For Covid-19, the origin is the one identified in 2003 (an exotic mammal), and if the virus is less lethal, it spreads on a larger scale and especially infected persons may show no external symptoms, be asymptomatic, or develop symptoms up to 2 weeks after being contaminated. These characteristics explain why the virus circulates more and longer, unless we maintain a quarantine for everyone as long as the virus circulates (https://the conversation.com/the-mystery-disappearance-of-the-first-virus-free-and-why-we-will-need-a-vaccinator-for-us-disposal-of-the-second-virus-137957).

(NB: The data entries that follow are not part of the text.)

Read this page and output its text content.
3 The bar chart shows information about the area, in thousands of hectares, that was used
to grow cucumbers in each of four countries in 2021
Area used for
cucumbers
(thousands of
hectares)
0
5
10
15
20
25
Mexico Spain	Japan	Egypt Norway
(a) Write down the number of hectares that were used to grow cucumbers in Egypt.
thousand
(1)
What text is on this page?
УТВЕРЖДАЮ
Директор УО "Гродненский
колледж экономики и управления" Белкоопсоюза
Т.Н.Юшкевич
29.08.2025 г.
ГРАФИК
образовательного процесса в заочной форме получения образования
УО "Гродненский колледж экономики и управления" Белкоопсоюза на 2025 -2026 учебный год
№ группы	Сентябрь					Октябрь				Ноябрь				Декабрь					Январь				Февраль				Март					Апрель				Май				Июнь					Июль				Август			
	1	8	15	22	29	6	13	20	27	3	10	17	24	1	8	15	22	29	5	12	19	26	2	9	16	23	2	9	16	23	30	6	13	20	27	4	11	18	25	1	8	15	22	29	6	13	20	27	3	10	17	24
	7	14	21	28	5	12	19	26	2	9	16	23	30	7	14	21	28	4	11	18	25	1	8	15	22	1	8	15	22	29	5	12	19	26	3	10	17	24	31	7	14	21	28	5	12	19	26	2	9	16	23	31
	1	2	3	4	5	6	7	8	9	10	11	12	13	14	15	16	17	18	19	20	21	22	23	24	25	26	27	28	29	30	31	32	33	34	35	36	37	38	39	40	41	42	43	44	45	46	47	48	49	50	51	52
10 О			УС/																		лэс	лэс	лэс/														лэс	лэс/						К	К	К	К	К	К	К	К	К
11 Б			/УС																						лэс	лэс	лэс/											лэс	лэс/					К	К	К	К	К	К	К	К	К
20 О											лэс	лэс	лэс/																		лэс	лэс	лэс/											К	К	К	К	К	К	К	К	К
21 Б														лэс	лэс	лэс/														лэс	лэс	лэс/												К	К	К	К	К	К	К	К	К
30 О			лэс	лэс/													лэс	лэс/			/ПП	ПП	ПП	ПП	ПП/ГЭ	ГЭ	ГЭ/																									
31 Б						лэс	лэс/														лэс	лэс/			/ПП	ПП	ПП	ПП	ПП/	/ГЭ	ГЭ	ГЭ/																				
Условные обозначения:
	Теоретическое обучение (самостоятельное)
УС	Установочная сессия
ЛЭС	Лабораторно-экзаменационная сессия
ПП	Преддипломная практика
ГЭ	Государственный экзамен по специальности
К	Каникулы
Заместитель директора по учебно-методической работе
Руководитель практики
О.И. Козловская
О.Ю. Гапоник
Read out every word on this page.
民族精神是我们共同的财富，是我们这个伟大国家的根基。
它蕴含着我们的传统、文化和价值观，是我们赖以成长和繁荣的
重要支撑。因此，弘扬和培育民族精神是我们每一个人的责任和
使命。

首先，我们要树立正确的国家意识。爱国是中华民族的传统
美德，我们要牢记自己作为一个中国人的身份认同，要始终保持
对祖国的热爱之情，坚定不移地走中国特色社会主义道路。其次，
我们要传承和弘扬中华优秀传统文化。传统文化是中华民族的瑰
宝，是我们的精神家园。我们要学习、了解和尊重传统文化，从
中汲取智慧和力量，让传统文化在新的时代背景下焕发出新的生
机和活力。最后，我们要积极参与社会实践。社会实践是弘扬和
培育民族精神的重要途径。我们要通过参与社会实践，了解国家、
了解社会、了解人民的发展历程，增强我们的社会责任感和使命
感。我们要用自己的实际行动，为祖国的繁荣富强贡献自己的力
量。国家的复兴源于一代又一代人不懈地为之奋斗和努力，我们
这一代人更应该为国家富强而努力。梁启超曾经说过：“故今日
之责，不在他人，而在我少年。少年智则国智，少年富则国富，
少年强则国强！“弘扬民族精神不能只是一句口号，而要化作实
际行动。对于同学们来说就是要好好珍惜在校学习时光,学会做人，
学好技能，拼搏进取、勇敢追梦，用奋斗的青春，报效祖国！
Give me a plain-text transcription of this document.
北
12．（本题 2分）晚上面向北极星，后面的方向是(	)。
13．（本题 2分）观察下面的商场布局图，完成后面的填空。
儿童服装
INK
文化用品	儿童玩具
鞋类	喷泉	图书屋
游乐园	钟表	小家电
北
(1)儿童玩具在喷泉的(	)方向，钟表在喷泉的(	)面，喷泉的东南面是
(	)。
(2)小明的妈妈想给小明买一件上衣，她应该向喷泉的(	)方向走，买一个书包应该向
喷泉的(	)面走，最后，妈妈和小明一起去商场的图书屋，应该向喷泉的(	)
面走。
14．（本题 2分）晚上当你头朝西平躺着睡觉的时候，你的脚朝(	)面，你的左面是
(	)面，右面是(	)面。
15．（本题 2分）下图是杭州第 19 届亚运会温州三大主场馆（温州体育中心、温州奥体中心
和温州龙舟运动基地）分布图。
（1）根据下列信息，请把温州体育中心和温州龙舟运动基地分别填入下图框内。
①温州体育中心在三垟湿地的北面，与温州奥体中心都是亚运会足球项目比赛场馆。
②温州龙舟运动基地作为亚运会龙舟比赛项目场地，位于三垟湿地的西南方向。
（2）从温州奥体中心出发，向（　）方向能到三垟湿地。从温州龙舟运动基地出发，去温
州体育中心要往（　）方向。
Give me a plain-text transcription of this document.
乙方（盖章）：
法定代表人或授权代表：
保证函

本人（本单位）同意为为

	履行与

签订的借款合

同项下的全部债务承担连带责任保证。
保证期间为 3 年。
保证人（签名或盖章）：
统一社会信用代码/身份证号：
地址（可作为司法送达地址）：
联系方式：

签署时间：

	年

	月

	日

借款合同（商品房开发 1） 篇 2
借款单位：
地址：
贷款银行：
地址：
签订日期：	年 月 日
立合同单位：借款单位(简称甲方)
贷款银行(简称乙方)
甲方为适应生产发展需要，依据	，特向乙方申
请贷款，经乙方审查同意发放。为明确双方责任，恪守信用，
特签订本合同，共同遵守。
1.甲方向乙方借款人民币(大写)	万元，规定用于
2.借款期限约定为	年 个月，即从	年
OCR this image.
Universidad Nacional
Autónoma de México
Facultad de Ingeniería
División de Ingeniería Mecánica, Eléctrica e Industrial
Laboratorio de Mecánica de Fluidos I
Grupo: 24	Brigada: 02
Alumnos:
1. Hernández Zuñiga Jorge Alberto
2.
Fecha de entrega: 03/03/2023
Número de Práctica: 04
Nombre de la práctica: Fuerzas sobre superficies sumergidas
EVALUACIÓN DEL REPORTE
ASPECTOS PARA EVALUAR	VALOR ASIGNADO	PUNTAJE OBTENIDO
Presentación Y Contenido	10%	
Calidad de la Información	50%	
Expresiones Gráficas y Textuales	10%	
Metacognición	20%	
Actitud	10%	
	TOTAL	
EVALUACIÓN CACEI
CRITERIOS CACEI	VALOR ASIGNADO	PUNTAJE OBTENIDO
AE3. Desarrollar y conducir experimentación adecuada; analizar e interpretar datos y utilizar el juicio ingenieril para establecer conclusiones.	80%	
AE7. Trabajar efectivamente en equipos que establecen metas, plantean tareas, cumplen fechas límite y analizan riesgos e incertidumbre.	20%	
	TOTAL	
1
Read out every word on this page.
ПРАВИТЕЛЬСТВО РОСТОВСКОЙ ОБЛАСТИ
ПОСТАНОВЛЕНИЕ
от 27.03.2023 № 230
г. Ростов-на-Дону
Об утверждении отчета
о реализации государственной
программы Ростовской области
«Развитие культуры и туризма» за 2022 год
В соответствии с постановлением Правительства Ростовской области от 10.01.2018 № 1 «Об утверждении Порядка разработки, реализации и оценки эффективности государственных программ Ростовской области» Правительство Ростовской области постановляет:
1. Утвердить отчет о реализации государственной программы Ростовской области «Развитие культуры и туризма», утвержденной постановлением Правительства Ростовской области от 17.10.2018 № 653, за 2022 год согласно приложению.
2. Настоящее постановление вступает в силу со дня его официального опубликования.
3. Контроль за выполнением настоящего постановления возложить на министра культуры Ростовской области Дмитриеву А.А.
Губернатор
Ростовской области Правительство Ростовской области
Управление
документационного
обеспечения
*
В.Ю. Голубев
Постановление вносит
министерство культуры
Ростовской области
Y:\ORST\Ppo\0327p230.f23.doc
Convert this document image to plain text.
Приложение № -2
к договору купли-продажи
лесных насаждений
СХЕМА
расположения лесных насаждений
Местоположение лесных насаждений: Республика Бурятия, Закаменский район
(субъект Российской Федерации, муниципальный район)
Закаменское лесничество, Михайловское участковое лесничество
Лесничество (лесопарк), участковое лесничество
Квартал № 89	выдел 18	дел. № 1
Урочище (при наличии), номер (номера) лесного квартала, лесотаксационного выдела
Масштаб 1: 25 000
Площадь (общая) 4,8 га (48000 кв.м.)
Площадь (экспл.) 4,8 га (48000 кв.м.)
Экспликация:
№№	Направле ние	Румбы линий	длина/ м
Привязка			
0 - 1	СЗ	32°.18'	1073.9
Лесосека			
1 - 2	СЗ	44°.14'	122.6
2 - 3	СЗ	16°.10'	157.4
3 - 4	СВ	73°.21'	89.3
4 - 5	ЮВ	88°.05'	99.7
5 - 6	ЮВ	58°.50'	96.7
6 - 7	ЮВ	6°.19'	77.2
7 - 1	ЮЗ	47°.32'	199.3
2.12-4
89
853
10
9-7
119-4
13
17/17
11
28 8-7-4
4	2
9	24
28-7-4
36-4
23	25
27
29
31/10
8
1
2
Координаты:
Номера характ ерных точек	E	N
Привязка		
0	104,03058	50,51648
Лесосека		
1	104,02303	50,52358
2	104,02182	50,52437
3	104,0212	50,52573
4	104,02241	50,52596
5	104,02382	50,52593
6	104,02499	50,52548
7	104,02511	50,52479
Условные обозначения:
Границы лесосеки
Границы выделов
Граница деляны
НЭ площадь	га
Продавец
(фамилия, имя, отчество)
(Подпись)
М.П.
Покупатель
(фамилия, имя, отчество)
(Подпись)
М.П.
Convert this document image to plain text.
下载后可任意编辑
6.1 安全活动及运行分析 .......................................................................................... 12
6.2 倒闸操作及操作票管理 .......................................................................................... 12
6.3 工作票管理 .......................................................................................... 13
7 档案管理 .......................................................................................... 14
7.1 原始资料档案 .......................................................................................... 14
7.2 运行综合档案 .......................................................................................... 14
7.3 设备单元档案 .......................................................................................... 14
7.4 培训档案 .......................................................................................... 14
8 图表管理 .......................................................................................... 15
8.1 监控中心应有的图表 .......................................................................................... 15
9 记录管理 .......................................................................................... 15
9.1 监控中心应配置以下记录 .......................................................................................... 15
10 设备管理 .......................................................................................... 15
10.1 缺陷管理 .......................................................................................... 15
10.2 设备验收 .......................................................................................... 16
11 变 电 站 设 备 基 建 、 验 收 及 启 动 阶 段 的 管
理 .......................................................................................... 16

The common factor in the spread of the 2 viruses is the lack of transparency of the Chinese authorities, the delays taken to communicate the existence of the pandemic in China and the will to minimize, at first, the seriousness of the situation. (https://www.franceinter.fr/monde/au-fait-comment-s-est-terminee-l-epidemie-de-sras-en-2003)



Once these pitfalls have been overcome, for SARS as for Covid-19, individual protection measures, isolation, generalization of tests allow to reduce the spread of the virus until its disappearance in the case of SARS or the discovery of vaccines and effective palliative treatments, while waiting for the possible disappearance of the virus, in the case of Covid-19.